Experimental and computational chemistry investigation of the molecular structures of new synthetic quinazolinone derivatives as acid corrosion inhibitors for mild steel

Abstract

Two new organic compounds, namely, 3-(2-(2-chloroethoxy)ethyl)-2-phenylquinazolin-4(3H)-one (QZ-H) and 3-(2-(2-chloroethoxy)ethyl)-2-(4-chlorophenyl)quinazolin-4(3H)-one (QZ-Cl) were synthesized based on quinazolinone derivatives, and their chemical structures were identified using non-instrumental analytical methods such as proton and carbon nuclear magnetic resonance (1H NMR and 13C NMR). After successfully synthesizing and spectrally characterization, they were tested for mild steel protection in 1.0 M HCl medium.

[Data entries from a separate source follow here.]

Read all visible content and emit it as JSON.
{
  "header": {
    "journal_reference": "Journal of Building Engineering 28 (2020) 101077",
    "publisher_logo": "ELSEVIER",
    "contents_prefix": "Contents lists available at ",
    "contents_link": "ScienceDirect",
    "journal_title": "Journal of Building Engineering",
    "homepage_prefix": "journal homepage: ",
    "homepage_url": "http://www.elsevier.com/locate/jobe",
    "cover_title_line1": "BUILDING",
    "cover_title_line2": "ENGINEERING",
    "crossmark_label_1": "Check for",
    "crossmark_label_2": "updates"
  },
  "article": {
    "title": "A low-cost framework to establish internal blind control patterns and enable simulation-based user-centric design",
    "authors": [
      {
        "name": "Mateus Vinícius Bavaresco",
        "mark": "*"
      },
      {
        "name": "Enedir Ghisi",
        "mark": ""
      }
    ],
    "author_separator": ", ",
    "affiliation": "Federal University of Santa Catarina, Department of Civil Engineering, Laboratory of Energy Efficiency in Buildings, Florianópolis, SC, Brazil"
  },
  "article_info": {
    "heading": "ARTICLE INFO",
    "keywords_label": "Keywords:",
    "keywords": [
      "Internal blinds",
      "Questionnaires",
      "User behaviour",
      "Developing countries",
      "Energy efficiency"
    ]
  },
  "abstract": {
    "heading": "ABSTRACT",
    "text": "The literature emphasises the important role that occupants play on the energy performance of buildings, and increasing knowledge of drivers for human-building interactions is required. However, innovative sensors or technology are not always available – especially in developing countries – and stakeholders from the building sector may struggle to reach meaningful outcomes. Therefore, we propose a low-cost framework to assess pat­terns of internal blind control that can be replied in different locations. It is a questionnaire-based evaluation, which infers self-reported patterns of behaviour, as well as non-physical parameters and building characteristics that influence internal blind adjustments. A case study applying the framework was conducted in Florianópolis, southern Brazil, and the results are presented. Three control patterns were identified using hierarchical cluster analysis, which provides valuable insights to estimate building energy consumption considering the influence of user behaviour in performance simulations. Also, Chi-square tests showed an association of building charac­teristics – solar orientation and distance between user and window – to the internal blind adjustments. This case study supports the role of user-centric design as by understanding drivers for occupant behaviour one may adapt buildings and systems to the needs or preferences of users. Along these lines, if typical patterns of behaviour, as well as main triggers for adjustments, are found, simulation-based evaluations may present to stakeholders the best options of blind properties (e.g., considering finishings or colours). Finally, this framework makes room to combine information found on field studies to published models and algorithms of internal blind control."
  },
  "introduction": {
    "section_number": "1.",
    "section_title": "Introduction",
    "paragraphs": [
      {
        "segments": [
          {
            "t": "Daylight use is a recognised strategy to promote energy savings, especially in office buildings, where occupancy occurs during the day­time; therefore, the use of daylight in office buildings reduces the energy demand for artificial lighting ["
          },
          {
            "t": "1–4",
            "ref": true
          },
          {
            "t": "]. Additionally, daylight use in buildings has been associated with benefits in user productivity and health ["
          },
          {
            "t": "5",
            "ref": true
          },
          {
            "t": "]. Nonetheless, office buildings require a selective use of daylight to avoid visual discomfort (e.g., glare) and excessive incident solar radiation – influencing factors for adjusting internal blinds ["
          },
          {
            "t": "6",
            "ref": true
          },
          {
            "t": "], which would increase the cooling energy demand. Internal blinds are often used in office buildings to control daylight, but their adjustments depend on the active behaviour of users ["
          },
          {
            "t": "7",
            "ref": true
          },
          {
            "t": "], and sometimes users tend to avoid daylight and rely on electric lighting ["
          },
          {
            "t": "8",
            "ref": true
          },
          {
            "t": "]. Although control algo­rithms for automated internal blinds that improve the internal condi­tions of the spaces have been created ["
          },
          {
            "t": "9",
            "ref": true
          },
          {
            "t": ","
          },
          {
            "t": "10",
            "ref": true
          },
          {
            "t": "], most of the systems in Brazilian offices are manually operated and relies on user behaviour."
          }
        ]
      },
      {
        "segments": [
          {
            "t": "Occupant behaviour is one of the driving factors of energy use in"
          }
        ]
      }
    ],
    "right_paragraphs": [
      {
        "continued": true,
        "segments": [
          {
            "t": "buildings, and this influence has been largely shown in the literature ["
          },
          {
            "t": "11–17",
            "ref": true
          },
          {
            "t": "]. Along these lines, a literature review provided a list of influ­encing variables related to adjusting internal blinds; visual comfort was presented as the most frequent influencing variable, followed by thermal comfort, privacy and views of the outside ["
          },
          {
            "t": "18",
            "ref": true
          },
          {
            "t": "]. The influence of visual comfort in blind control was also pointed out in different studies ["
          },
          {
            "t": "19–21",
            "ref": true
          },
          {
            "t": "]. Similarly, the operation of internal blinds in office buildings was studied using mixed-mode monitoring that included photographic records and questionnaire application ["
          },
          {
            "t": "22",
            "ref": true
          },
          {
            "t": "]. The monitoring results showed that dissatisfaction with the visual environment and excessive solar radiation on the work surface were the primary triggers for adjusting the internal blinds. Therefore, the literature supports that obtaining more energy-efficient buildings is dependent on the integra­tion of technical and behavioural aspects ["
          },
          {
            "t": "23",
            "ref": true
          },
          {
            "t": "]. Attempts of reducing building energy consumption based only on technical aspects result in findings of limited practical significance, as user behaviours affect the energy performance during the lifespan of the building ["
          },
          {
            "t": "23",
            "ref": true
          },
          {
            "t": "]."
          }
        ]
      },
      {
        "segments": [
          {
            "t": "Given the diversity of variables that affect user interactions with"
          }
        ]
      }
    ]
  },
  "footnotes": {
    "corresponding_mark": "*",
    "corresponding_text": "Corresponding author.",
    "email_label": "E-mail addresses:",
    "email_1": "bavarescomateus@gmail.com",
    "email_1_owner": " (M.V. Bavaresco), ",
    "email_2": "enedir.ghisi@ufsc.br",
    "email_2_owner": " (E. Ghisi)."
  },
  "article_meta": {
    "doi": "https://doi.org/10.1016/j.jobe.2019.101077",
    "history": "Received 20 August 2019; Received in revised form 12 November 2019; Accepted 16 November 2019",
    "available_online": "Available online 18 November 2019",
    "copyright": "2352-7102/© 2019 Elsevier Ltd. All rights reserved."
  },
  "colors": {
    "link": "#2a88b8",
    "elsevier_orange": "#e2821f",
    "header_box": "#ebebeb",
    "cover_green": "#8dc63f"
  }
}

In addition, their anticorrosion characters and molecular structure-activity relationship were evaluated using the classical electrochemical and theoretical methods, respectively. Experimental studies showed that these compounds are good corrosion inhibitors, where their inhibition efficiencies increase with their concentrations to reach a maximum of 87.75 % and 88.76 % at 10−3 M of QZ-H and QZ-Cl, respectively. It is also found that these products react as mixed-type inhibitors. In addition, the estimated activation parameters indicate that the dissolution process of mild steel is endothermic and the products act via physical adsorption on metallic surface according to the Langmuir isotherm. Finally, the theoretical studies using DFT calculations and MD simulations authorize the experimental results and the order of inhibition efficiency.